Benjamin B. Wagner and Linda Harter: Why our justice system requires effective representation for all

March 16, 2013 

Fifty years ago this week, the U.S. Supreme Court issued its opinion in Gideon v. Wainwright, a seminal case that brought lasting and positive change to the American criminal justice system.

Clarence Earl Gideon was arrested in Florida in June 1961, and charged with breaking into a pool hall to commit petty larceny. Gideon proclaimed his innocence and, being without the means to hire an attorney, asked the trial court to appoint one to represent him. That request was denied and Gideon was convicted and sentenced to five years in prison.

In a handwritten petition to the U.S. Supreme Court, Gideon argued that his conviction was invalid because he was not assisted by an attorney. The Supreme Court agreed, and in its opinion, issued March 18, 1963, ruled that the assistance of counsel was a fundamental right, and that indigent defendants in all states had the right to the appointment of counsel. Upon a retrial of his case, Clarence Gideon, assisted by a court-appointed attorney, was acquitted and released.

Today we take for granted that those accused of crimes are guaranteed the assistance of counsel, but this was not always the case. Those accused of crimes in England and the former colonies did not have a right to the appointment of defense counsel. The Sixth Amendment to the Constitution guaranteed defendants the right to the assistance of counsel, but did not require the appointment of counsel for those who could not afford it.

Our adversarial criminal justice system is founded on the notion that the truth-seeking function of criminal trials is facilitated when each side presents its best case before an impartial judge and jury. The ability to effectively present a case, however, can be fatally compromised without the assistance of counsel.

In Gideon, the Supreme Court observed that "in our adversary system of criminal justice, any person haled into court, who is too poor to hire a lawyer, cannot be assured a fair trial unless counsel is provided for him."

While far from perfect, the American justice system today is the envy of much of the world, largely because of its reputation for procedural fairness. That reputation is due in no small part to the right to appointed counsel in criminal cases established in the Gideon case.

The right to appointed counsel is more important now than it was 50 years ago. Far more defendants are being prosecuted than in the 1960s; the laws are more complex; and the nature of the evidence in criminal cases is more technical. But current budget challenges at both the state and federal level are squeezing the public defender agencies that carry out the mandate of Gideon.

Public defender agencies in California have been facing severe budget cuts, layoffs, and furloughs in recent years. Now the sequester -- across-the-board federal budget cuts that took effect this month -- is having a profound impact on those who represent defendants in federal criminal cases.
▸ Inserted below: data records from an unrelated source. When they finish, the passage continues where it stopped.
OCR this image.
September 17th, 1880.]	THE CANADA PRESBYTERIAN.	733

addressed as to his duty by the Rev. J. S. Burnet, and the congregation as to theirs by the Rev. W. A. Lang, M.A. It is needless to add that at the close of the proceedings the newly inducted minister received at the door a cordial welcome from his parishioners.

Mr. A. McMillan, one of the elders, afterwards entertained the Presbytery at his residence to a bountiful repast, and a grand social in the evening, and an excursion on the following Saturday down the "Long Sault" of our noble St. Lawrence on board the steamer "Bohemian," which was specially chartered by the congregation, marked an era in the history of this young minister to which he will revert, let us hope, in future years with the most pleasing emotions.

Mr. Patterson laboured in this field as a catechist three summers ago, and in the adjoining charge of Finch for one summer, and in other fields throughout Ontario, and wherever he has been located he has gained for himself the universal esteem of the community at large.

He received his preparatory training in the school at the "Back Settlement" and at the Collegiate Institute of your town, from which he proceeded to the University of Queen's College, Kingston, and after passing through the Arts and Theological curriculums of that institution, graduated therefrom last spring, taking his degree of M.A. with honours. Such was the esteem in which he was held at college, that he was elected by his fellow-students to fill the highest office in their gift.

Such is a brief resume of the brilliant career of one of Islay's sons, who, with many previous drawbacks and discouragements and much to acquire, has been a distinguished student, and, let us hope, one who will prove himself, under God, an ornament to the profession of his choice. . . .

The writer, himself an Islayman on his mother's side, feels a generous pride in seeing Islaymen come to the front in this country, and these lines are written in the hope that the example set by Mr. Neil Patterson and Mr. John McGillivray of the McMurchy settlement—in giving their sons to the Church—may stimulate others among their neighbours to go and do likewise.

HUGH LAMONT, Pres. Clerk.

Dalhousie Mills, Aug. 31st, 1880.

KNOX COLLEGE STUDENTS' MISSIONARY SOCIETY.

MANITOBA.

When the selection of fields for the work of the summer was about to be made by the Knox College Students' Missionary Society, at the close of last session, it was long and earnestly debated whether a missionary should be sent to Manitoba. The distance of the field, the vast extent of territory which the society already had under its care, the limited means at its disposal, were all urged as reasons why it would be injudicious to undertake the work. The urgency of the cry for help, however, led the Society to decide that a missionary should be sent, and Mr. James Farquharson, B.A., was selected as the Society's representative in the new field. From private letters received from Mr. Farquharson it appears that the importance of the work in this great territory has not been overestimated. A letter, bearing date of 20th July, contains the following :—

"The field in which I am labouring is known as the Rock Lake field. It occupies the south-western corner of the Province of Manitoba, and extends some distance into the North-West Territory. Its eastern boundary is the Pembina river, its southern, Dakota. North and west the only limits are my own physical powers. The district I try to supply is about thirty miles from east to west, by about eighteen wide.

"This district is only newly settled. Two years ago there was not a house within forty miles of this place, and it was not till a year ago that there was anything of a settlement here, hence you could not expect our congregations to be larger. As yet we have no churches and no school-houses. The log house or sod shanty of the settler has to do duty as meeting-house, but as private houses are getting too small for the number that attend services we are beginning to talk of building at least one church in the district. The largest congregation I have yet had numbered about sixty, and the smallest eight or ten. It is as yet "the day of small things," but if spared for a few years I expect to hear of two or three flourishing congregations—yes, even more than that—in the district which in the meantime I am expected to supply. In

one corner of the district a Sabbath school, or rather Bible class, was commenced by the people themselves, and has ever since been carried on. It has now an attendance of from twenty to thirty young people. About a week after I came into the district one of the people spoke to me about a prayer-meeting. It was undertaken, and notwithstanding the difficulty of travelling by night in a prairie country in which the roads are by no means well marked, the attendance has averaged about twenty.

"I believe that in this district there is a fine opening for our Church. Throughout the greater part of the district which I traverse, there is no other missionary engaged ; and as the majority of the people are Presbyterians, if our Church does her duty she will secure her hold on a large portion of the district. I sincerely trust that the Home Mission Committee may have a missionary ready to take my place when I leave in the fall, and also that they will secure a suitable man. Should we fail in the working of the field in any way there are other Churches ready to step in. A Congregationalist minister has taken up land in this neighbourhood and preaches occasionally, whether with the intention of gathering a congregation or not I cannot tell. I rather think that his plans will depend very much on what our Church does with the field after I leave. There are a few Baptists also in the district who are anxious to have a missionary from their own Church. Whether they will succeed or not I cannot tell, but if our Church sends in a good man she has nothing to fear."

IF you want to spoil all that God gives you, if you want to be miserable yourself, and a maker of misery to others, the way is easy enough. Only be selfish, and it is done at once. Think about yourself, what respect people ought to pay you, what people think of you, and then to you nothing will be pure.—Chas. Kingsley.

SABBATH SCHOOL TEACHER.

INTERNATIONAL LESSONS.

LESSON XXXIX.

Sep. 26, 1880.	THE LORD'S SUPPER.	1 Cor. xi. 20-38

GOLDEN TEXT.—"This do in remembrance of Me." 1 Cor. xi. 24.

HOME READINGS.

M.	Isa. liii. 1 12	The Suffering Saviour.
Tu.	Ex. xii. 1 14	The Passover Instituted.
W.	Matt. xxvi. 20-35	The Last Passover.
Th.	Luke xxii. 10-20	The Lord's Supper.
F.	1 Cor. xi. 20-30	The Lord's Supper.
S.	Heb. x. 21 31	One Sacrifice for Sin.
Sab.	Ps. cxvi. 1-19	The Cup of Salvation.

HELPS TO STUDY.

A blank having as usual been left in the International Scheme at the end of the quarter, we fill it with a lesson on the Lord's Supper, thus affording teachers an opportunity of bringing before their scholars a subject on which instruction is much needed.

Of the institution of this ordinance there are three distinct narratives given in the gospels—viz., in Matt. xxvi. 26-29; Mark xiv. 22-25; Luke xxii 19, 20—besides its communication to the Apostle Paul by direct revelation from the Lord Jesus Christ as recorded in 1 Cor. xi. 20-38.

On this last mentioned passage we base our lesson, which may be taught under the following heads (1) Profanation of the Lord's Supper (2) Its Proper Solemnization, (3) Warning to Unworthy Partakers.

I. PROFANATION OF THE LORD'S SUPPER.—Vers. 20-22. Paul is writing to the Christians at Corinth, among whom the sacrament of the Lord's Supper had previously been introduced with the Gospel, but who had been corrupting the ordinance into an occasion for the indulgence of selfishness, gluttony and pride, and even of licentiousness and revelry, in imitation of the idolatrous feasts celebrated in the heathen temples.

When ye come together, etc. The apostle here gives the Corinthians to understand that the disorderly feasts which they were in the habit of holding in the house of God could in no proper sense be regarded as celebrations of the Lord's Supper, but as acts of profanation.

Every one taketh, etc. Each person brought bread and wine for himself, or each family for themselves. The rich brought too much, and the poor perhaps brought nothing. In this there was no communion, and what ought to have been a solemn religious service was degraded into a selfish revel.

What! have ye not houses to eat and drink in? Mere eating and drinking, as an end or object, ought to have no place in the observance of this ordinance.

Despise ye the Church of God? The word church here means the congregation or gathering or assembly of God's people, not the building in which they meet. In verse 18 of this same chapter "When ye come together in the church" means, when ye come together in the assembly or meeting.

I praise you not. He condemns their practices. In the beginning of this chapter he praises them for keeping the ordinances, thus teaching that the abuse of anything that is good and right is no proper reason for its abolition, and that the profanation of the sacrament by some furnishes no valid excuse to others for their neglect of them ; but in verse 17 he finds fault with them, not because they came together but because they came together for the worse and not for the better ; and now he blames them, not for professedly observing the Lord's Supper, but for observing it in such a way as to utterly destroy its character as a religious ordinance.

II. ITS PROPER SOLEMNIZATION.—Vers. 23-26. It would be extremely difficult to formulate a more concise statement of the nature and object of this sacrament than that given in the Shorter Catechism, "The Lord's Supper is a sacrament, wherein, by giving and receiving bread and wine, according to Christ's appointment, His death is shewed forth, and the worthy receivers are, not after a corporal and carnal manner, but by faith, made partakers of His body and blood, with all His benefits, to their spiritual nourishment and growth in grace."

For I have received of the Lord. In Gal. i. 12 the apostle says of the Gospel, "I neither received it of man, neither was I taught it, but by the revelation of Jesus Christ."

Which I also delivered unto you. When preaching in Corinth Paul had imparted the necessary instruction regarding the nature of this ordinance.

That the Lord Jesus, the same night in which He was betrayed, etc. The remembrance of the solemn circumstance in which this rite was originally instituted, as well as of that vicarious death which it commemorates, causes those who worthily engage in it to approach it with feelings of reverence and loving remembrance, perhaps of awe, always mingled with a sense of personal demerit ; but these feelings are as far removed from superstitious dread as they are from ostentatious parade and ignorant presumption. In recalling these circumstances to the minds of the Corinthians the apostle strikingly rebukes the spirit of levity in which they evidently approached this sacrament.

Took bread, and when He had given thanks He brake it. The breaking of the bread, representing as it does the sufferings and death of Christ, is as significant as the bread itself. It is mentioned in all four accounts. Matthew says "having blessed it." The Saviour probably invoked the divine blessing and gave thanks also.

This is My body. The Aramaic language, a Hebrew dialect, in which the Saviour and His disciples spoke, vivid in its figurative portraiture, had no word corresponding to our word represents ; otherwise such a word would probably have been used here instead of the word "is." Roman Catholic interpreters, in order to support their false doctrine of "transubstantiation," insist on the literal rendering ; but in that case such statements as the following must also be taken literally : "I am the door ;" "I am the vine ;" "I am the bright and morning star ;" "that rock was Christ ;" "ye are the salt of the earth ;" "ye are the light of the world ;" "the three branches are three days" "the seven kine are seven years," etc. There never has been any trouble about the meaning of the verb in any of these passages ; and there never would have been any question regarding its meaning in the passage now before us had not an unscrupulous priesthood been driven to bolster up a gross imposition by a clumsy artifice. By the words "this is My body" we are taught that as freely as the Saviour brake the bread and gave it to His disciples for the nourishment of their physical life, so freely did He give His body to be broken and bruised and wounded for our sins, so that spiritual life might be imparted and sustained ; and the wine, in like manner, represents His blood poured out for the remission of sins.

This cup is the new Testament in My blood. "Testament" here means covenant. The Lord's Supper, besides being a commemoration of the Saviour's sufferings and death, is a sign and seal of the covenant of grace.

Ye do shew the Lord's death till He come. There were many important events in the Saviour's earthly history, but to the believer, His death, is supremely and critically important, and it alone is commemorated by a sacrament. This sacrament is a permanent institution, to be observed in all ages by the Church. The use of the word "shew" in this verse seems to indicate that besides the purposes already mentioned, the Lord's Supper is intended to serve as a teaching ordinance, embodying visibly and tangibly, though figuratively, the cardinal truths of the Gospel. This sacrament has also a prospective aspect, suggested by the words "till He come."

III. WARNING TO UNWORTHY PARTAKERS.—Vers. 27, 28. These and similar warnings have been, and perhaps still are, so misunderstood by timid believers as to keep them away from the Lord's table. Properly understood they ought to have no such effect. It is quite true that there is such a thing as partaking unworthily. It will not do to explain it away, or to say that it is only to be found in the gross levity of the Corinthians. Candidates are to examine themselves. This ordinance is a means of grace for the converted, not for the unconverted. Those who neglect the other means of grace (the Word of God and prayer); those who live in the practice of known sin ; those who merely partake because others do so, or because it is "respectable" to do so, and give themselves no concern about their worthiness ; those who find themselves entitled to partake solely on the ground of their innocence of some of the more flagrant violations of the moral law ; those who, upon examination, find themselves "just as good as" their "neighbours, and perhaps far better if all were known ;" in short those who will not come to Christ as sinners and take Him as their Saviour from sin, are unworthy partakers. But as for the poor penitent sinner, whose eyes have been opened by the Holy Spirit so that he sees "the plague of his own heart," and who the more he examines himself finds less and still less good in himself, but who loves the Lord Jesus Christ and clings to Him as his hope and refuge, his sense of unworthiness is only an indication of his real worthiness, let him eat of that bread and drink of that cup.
In the Eastern District of California -- a district that stretches from the Los Angeles County line to the Oregon border and is home to 7.5 million people -- indigent defendants are represented by the Office of the Federal Public Defender and a panel of private attorneys who accept appointment to federal cases. Already lean budgets for those services are being cut further.

Ensuring that defendants in criminal cases receive effective representation is not just a concern of the defense bar.

All participants in the criminal justice system, and those who care about it, seek to avoid miscarriages of justice of the sort that are more likely in cases where defendants have not had adequate access to quality defense counsel.

As a federal prosecutor and a federal defender, we share an appreciation for the importance of access to effective defense counsel.

The role of the prosecutor, after all, is not to win cases, but to do justice.

Even in cases where defendants are rightly convicted, claims of ineffective assistance of counsel can lead to convictions being reversed, increasing costs and decreasing the efficiency of the system.

The U.S. Department of Justice is taking steps to ensure that the rights established in Gideon are real and effective.

Through its Access to Justice Initiative, it is working to promote increased representation of indigent defendants. The department has made grants available to strengthen indigent defense programs, to fund litigation of certain post-conviction innocence claims, and to provide loan repayment assistance to public defenders.

The research arm of the department is funding projects that examine issues arising from the representation of juveniles and those with mental health disorders.

More needs to be done. Effective indigent defense is not a luxury; it is critical to the success of our justice system. On the 50th anniversary of Gideon, we should reaffirm the notion that a fair criminal justice system requires effective representation for all defendants, and urge our representatives and policy makers to protect the fundamental right to counsel that the Supreme Court so loudly proclaimed five decades ago.

Wagner is the United States attorney for the Eastern District of California. Harter is the chief assistant federal defender for the Eastern District of California.